Recently, I was reading about the Jeff Bezos, founder of Amazon, and how he pushed the concept of Whispernet through his organization so that when they released the Kindle e-reader, the device would be instantly connected anywhere and ready to immediately download a new book purchase. Only through much pain and expense was Bezos able to make this happen. How, I wondered, did he know to press so hard for its implementation, when it appears that nearly his whole staff was opposed to the idea? With everyone against his revolutionary concept, which some warned could swamp the entire company, Bezos mercilessly forced it through.
For wouldn't you know it, Whispernet and the possibility of instant book purchases was the very idea that broke the dam of resistance on the part of the big publishers and convinced them to invest the money required to digitize large quantities of their physically published book titles.
Bezos had made the right choice. He's a smart guy, brilliant really, and that's just how things work. Super intelligent egg-head types make fantastic decisions and that's why they win.
Not so fast.
Because if you study further, with a more scrutinizing eye, you'll quickly discover that the brilliant people of the world are no more clairvoyant than the rest of us. In fact, they don't see around corners any better than anyone else. What you really find out is that they don't predict the future as much as they create it.
Decision making, while important, is not the key. Instead, it's the mindset they're in when they make the decisions that counts. Because, and here's an important point: it's not so much that we make the right decisions, but rather that we make decisions and then work to make them right.

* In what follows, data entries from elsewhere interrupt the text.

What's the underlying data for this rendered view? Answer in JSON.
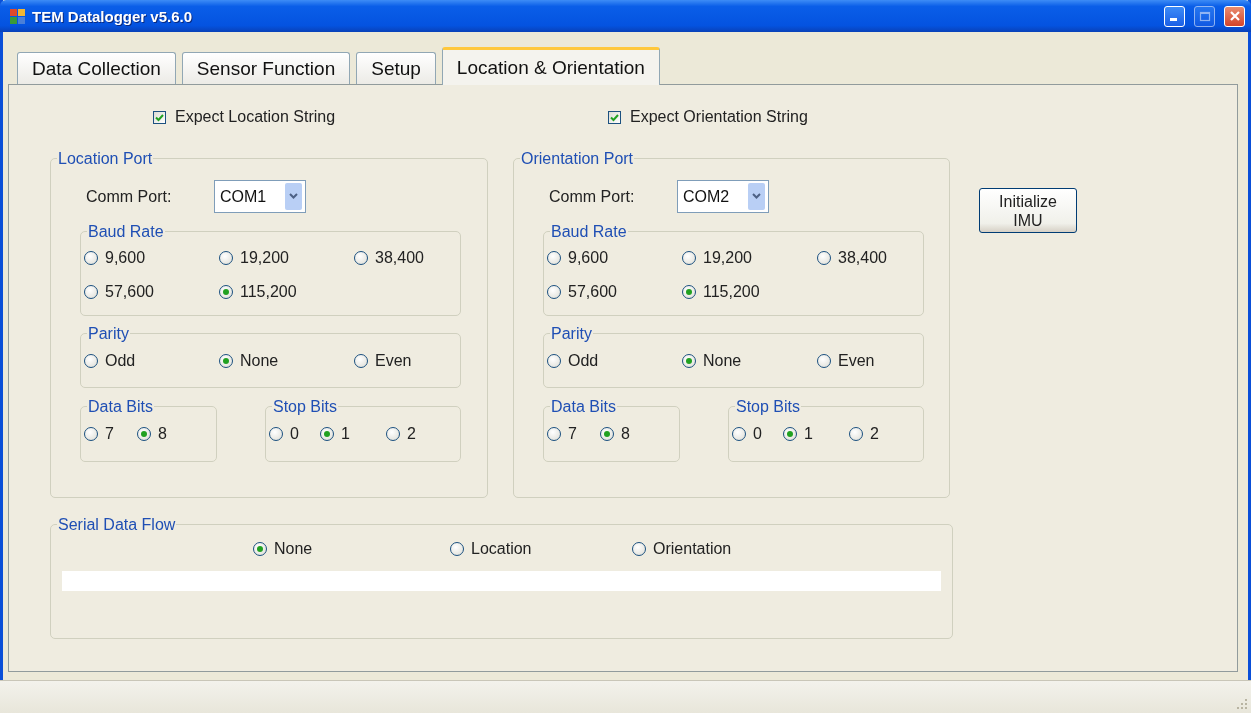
{
  "window": {
    "title": "TEM Datalogger v5.6.0"
  },
  "tabs": [
    {
      "label": "Data Collection",
      "selected": false
    },
    {
      "label": "Sensor Function",
      "selected": false
    },
    {
      "label": "Setup",
      "selected": false
    },
    {
      "label": "Location & Orientation",
      "selected": true
    }
  ],
  "checkboxes": [
    {
      "label": "Expect Location String",
      "checked": true
    },
    {
      "label": "Expect Orientation String",
      "checked": true
    }
  ],
  "ports": [
    {
      "title": "Location Port",
      "comm_label": "Comm Port:",
      "comm_value": "COM1",
      "groups": [
        {
          "title": "Baud Rate",
          "options": [
            {
              "label": "9,600",
              "selected": false
            },
            {
              "label": "19,200",
              "selected": false
            },
            {
              "label": "38,400",
              "selected": false
            },
            {
              "label": "57,600",
              "selected": false
            },
            {
              "label": "115,200",
              "selected": true
            }
          ]
        },
        {
          "title": "Parity",
          "options": [
            {
              "label": "Odd",
              "selected": false
            },
            {
              "label": "None",
              "selected": true
            },
            {
              "label": "Even",
              "selected": false
            }
          ]
        },
        {
          "title": "Data Bits",
          "options": [
            {
              "label": "7",
              "selected": false
            },
            {
              "label": "8",
              "selected": true
            }
          ]
        },
        {
          "title": "Stop Bits",
          "options": [
            {
              "label": "0",
              "selected": false
            },
            {
              "label": "1",
              "selected": true
            },
            {
              "label": "2",
              "selected": false
            }
          ]
        }
      ]
    },
    {
      "title": "Orientation Port",
      "comm_label": "Comm Port:",
      "comm_value": "COM2",
      "groups": [
        {
          "title": "Baud Rate",
          "options": [
            {
              "label": "9,600",
              "selected": false
            },
            {
              "label": "19,200",
              "selected": false
            },
            {
              "label": "38,400",
              "selected": false
            },
            {
              "label": "57,600",
              "selected": false
            },
            {
              "label": "115,200",
              "selected": true
            }
          ]
        },
        {
          "title": "Parity",
          "options": [
            {
              "label": "Odd",
              "selected": false
            },
            {
              "label": "None",
              "selected": true
            },
            {
              "label": "Even",
              "selected": false
            }
          ]
        },
        {
          "title": "Data Bits",
          "options": [
            {
              "label": "7",
              "selected": false
            },
            {
              "label": "8",
              "selected": true
            }
          ]
        },
        {
          "title": "Stop Bits",
          "options": [
            {
              "label": "0",
              "selected": false
            },
            {
              "label": "1",
              "selected": true
            },
            {
              "label": "2",
              "selected": false
            }
          ]
        }
      ]
    }
  ],
  "initialize_button": "Initialize IMU",
  "serial_data_flow": {
    "title": "Serial Data Flow",
    "options": [
      {
        "label": "None",
        "selected": true
      },
      {
        "label": "Location",
        "selected": false
      },
      {
        "label": "Orientation",
        "selected": false
      }
    ]
  }
}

This requires the right mindset, what we'll call the "Mindset of a Champion."
Where does this mindset come from?
I was given a clue to this answer in an interview I read of one of Jeff Bezos's high school girlfriends. In it she stated that the reason Bezos was building such a huge company wasn't for any of the reasons Wall Street was measuring, but rather for the purpose of "getting to outer space."
Yep, apparently Jeff Bezos has had the dream since boyhood of exploring outer space and even colonizing Mars. His purpose seems to be way beyond selling books, launching a successful startup, or dominating the internet. Behind all of his successes (which have eclipsed the mere sale of books, by the way, including big data and cloud computing, and now involves even the concept of drones delivering packages to individual addresses), lies an enormously outsized dream to do what no one has done before.
And here lies the real key to his success.
It's not Bezos's poignat decision making per se, but rather what lies behind those decisions. It's the Mindset of a Champion, guided and driven by an over-arching dream and vision so big that most people can't even relate.
This dream evokes a passion, and that passion drives the decisions, good or bad, so that even if a decision isn't exactly the "right" one, it is quickly learned from and immediately used to inform the next decision to be made.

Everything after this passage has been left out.